An adjoint matrix is also called an adjugate matrix. In other words, we can say that matrix A is another matrix formed by replacing each element of the current matrix by its corresponding cofactor and then taking the transpose of the new matrix formed.

Answer 2

The transpose of a square matrix obtained by replacing the elements by their corresponding cofactors is called as the adjoint of the matrix A.
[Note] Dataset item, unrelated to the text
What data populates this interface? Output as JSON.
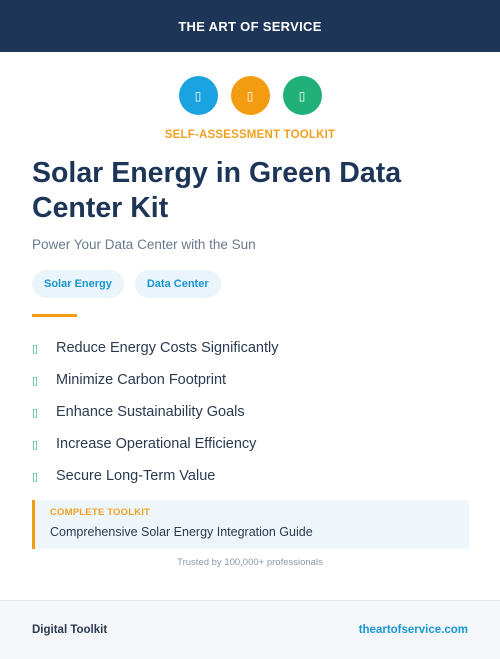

• Let A be a square matrix of order n×n, then the adjoint matrix of A is denoted by adj(A)
• An adjoint matrix is also called as an adjugate matrix

Example:

Let

        $A=\left[\begin{array}{ccc}3&-3&-1\\6&4&1\\0&5&3\end{array}\right]$

The cofactor of each element of the matrix A will be

       $Cof(a_{11})=(-1)^{(1+1)}\begin{vmatrix}4&1\\5&3\end{vmatrix} = 7$

       $Cof(a_{12})=(-1)^{(1+2)}\begin{vmatrix}6&1\\0&3\end{vmatrix} = -18$

       $Cof(a_{13})=(-1)^{(1+3)}\begin{vmatrix}6&4\\0&5\end{vmatrix} = 30$

       $Cof(a_{21})=(-1)^{(2+1)}\begin{vmatrix}-3&-1\\5&3\end{vmatrix} =4$

       $Cof(a_{22})=(-1)^{(2+2)}\begin{vmatrix}3&-1\\0&3\end{vmatrix} =9$

       $Cof(a_{23})=(-1)^{(2+3)}\begin{vmatrix}3&-3\\0&5\end{vmatrix} =-15$

       $Cof(a_{31})=(-1)^{(3+1)}\begin{vmatrix}-3&-1\\4&1\end{vmatrix} =1$

       $Cof(a_{32})=(-1)^{(3+2)}\begin{vmatrix}3&-1\\0&3\end{vmatrix} =-9$

       $Cof(a_{33})=(-1)^{(3+3)}\begin{vmatrix}3&-3\\6&4\end{vmatrix} =30$

The cofactor matrix of A is

       $Cofactor\ matrix\ of\ A=\left[\begin{array}{ccc}7&-18&30\\4&9&-15\\1&-9&30\end{array}\right]$

The adjoint of the matrix A is obtained by the transpose of the cofactor matrix of A i.e.,

       $Adj(A) = \left[\begin{array}{ccc}7&4&1\\-18&9&-9\\30&-15&30\end{array}\right]$